What Is a Runoff Election and What Does it Mean for Georgia?

Democrat Rev. Dr. Raphael G. Warnock (left) faces off against Republican Senator Kelly Loeffler (right) in one of Georgia's two Senate races.
Democrat Rev. Dr. Raphael G. Warnock (left) faces off against Republican Senator Kelly Loeffler (right) in one of Georgia's two Senate races. Getty Images

Nearly all the ballots have been counted, yet Georgia voters may have to wait until after the new year to get the full results of their election. No candidate in either of the state’s Senate races have established a clear majority, and due to the Georgia’s runoff system, the state will likely see a second round of Senate elections in January.

The news comes days after Election Day, and voters across the country are becoming more and more anxious for the results.

As of Friday evening, Republican Senator Kelly Loeffler, who was temporarily appointed by Governor Brian Kemp, is trailing with around 26% of the vote, CBS News reported. Democrat Rev. Dr. Raphael G. Warnock leads the vote with nearly 32.9% of the vote, according to CBS News.

The special election came as a result of former Senator Johnny Isakson’s retirement, and the upcoming runoff is projected to be one of the most expensive contests in Georgia’s history, The New York Times reported.

Georgia’s second Senate race sees Republican Senator David Purdue, who was up for reelection this year, leading with 49.8%, according to CBS News. Despite having made gains earlier this week, Purdue has just under 50% of the votes, with 98% of the votes counted as of Friday afternoon, according to a projection by CBS News. Democrat challenger Jon Ossoff has about 47.8% of the vote, CBS News reported.

According to state law, if no candidate receives more than 50% of the vote, the race must advance to a runoff election.

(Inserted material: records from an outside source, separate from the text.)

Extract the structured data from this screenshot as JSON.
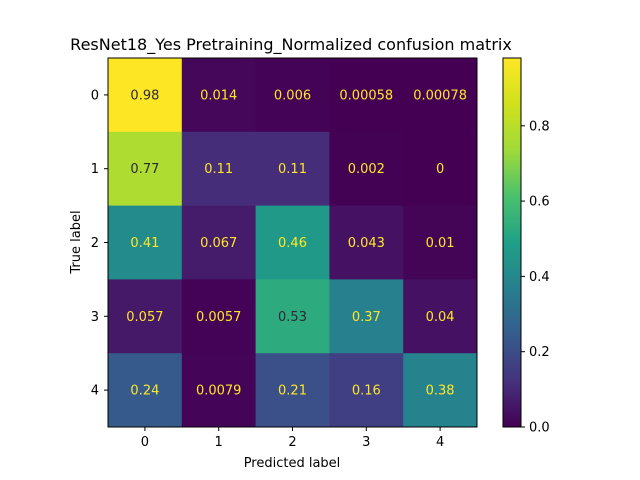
{
  "chart_data": {
    "type": "heatmap",
    "title": "ResNet18_Yes Pretraining_Normalized confusion matrix",
    "xlabel": "Predicted label",
    "ylabel": "True label",
    "x_categories": [
      "0",
      "1",
      "2",
      "3",
      "4"
    ],
    "y_categories": [
      "0",
      "1",
      "2",
      "3",
      "4"
    ],
    "values": [
      [
        0.98,
        0.014,
        0.006,
        0.00058,
        0.00078
      ],
      [
        0.77,
        0.11,
        0.11,
        0.002,
        0
      ],
      [
        0.41,
        0.067,
        0.46,
        0.043,
        0.01
      ],
      [
        0.057,
        0.0057,
        0.53,
        0.37,
        0.04
      ],
      [
        0.24,
        0.0079,
        0.21,
        0.16,
        0.38
      ]
    ],
    "value_labels": [
      [
        "0.98",
        "0.014",
        "0.006",
        "0.00058",
        "0.00078"
      ],
      [
        "0.77",
        "0.11",
        "0.11",
        "0.002",
        "0"
      ],
      [
        "0.41",
        "0.067",
        "0.46",
        "0.043",
        "0.01"
      ],
      [
        "0.057",
        "0.0057",
        "0.53",
        "0.37",
        "0.04"
      ],
      [
        "0.24",
        "0.0079",
        "0.21",
        "0.16",
        "0.38"
      ]
    ],
    "colormap": "viridis",
    "color_range": [
      0,
      0.98
    ],
    "colorbar_ticks": [
      0.0,
      0.2,
      0.4,
      0.6,
      0.8
    ],
    "colorbar_tick_labels": [
      "0.0",
      "0.2",
      "0.4",
      "0.6",
      "0.8"
    ],
    "text_color_light": "#fde725",
    "text_color_dark": "#2a2a3a",
    "grid": false
  }
}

The result of such an election could, in part, determine whether Democrats regain Senate control.

What Is a Runoff Election?

A runoff election is considered the second round of elections.

While most states vote using the plurality system, or “first-past-the-post,” meaning voters can select one candidate on the ballot and whoever with the most votes win, 10 states, including Georgia, can advance candidates to a runoff election if none of them meet the requirements for victory.

This can occur in both primary and general elections.

What Are the Requirements for Victory in States That Host Runoff Elections?

Not every state hosts runoff elections, and among those that do, it varies as to whether they occur when candidates receive less than 50% of the votes or when candidates receive less than 40% of the votes.

During the runoff election, voters are presented with an abbreviated ballot with the hopes that with less options, one of the top candidates will make it to victory.

When Are Runoff Elections Held?

Each state that has runoff voting has a different timeline for when the second election will occur. It can take place anywhere between two and nine weeks from the first election.

In Georgia, the runoff contest for the two senate races will occur January 5, 2021.

What Is at Stake?

All eyes will be on Georgia as it heads into not one, but two simultaneous runoff elections.

This year, 35 seats in the U.S. Senate were at stake. The Republican party had previously dominated the Senate, with 53 seats, and the Democrats trailed behind with 47. A party must have 51 seats to reach a majority.

The results of Georgia’s runoff could likely help determine which party holds Senate majority. With most of the results having already come in, both parties now sit at 48 seats each.

North Carolina, which has one seat in senate open, still has not called an official winner but as of Friday evening, Republican Thom Tillis is projected to be leading with 48.7% of the votes, according to CBS News. Democrat Cal Cunningham is trailing with 46.9%, according to CBS News. Alaska has also not yet announced a winner, although the state is expected to vote in a Republican senator, CBS News reported.

Therefore, the two seats up for grabs in Georgia could end up determining whether Democrats regain Senate control, or if the Senate will be split down the middle.

The result of the Senate split could also have implications over the next four years – especially if Joe Biden ends up winning the presidency.